The Femisphere: A Link Roundup

Illustration by Ayqa Khan

A weekly news round up on the state of Body Politics & Body Justice

 

 

  • Monday marked Martin Luther King Jr. Day in the United States. Human Rights advocate Martin Luther King III wrote an op-ed aired on MSNBC on Monday asking that we stop sanitizing the work Martin Luther King Jr.  “Dr. King has left a legacy that says that when we say that black lives matter, we are indeed saying all lives matter.” He continued, “[a] legacy with calls that go beyond volunteerism or nostalgia for powerful speeches. Let’s reclaim his legacy with a firm commitment to respect and protect human rights for everyone.”  Liz Dwyer breaks down the #reclaimmlk’ actions to“kick sanitized king ideology to the curb.”  Actions that ranged from sharing Dr. King’s less known quotes on capitalism and white accountability, to demonstrations organized by #BlackLivesMatter. MTV invited its viewers to engage in conversation about race by broadcasting in black and white for the first 12 hours of Martin Luther King Jr. Day. The broadcast day included participation from 14 activist rights organizations, and testimonials from popular Black figures in entertainment.

 

  • An alarming 36% of women in Canadian prisons are indigenous. “For the first time in the history of Canada as a nation state, more than a quarter of inmates in prisons are Indigenous people. In 2011, the total ‘Aboriginal population‘ (inclusive of Inuit, Metis, & First Nations people) represented only 4.3% of the total Canadian population. This means that less than 5% of the Canadian population makes up of over 25% of their prison population. For Indigenous women, the numbers are even higher, accounting for more than 36% of women in prison. The most recent statistics suggest that Indigenous women only account for 4% of the total Canadian female population. The number of Aboriginal women who were locked behind bars in federal institutions grew a staggering 97% between 2002 and 2012, one study concluded, at a much faster rate than Aboriginal male offenders.

 

  • Buzzfeed introduced many of us to 20 year old Pakistani- American artist Ayqa Khan, “a self-taught digital illustrator and photographer who has recently started to conceptualize and create bodies of work centered around themes and narratives of the first-generation South Asian community.” Her work includes an illustration series that centers on brown bodied people with visible body hair.

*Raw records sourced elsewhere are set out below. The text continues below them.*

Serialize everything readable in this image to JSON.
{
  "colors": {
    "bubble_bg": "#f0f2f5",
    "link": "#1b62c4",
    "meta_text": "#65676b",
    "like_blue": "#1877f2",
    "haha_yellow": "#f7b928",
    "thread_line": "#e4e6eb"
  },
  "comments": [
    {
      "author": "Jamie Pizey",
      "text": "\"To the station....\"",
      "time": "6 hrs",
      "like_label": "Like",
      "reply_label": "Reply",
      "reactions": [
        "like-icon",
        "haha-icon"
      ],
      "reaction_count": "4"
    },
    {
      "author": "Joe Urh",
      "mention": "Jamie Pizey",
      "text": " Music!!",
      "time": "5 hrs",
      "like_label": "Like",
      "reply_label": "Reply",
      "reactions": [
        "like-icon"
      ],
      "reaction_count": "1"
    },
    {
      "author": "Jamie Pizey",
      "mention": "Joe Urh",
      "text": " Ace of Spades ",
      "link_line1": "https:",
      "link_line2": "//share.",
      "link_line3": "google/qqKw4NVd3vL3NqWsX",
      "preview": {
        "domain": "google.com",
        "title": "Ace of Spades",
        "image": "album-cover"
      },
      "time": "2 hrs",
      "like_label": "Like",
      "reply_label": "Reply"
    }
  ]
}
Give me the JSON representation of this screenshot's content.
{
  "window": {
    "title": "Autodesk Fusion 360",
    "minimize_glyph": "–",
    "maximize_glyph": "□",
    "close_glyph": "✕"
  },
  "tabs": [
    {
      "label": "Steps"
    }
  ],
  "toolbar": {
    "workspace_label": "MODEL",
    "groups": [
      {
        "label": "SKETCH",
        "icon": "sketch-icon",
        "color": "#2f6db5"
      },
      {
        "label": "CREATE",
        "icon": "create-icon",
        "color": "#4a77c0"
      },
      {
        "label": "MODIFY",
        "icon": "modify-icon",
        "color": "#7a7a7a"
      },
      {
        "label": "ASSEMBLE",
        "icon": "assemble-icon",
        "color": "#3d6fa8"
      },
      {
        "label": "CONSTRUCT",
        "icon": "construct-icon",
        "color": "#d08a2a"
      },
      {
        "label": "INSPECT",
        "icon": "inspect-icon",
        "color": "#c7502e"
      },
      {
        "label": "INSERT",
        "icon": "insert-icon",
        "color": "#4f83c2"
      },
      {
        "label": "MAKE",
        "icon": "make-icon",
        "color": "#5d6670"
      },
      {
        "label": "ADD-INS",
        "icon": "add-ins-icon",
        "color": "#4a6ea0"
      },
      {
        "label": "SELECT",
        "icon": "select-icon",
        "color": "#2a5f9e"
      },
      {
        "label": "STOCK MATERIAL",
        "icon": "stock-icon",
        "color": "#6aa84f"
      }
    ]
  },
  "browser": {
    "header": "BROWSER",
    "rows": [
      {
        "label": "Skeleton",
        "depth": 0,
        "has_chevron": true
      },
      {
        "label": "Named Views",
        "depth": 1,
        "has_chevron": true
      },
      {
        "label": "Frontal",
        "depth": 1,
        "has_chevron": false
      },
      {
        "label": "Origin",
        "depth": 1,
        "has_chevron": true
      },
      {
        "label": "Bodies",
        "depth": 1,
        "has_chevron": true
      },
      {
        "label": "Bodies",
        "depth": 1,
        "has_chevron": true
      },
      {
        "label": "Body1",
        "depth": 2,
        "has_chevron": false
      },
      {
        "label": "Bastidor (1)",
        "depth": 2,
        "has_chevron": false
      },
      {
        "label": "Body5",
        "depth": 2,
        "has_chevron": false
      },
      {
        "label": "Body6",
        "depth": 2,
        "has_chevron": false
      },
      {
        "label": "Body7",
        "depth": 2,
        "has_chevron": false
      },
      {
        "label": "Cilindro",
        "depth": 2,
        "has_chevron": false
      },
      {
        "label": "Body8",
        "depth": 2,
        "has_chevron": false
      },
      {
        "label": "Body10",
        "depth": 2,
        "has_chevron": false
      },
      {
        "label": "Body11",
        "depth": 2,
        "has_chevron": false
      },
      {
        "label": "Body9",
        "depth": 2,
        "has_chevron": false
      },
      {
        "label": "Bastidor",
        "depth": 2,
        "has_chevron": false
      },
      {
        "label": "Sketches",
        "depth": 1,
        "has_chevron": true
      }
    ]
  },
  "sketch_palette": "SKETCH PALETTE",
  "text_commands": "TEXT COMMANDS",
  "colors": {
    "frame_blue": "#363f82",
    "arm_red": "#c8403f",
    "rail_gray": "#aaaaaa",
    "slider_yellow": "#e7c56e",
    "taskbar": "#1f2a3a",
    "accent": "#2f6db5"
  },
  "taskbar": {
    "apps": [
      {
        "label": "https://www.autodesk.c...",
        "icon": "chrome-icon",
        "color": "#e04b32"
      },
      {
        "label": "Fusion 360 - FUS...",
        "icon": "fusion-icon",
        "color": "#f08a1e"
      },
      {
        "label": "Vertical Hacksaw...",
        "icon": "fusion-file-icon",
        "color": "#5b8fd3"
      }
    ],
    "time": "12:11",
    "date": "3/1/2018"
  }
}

She told Buzzfeed “It is important for me to normalize body hair because it is something that shouldn’t be a huge deal considering body hair is natural and the removal of it is a social construct.”

 

  • Polly Toynbee breaks down why feminism needs to embrace trans people for the Guardian. We at Adios Barbie couldn’t agree more! The struggle for gender equality needs to reflect the spectrum that is gender–whether someone is transgender, cisgender, seeks to live in the binary or is genderqueer, gender fluid, non-binary or agender. Feminism is very much about social, economic and legal access to body and gender autonomy. It’s the goal of feminism, to support and advocate for the equal rights for all bodies.

 

 

  • For Harriet reminds us that sometimes you just need to sit back and listen to queer Black revolutionaries chatting about sameness, differences, the American dream, and facing the truth. Following is a quote from Audre Lorde in a 1984 conversation between Audre Lorde and James Baldwin published by Essence magazine. “When we admit and deal with difference; when we deal with the deep bitterness; when we deal with the horror of even our different nightmares; when we turn them and look at them, it’s like looking at death: hard but possible. If you look at it directly without embracing it, then there is much less that you can ever be made to fear.”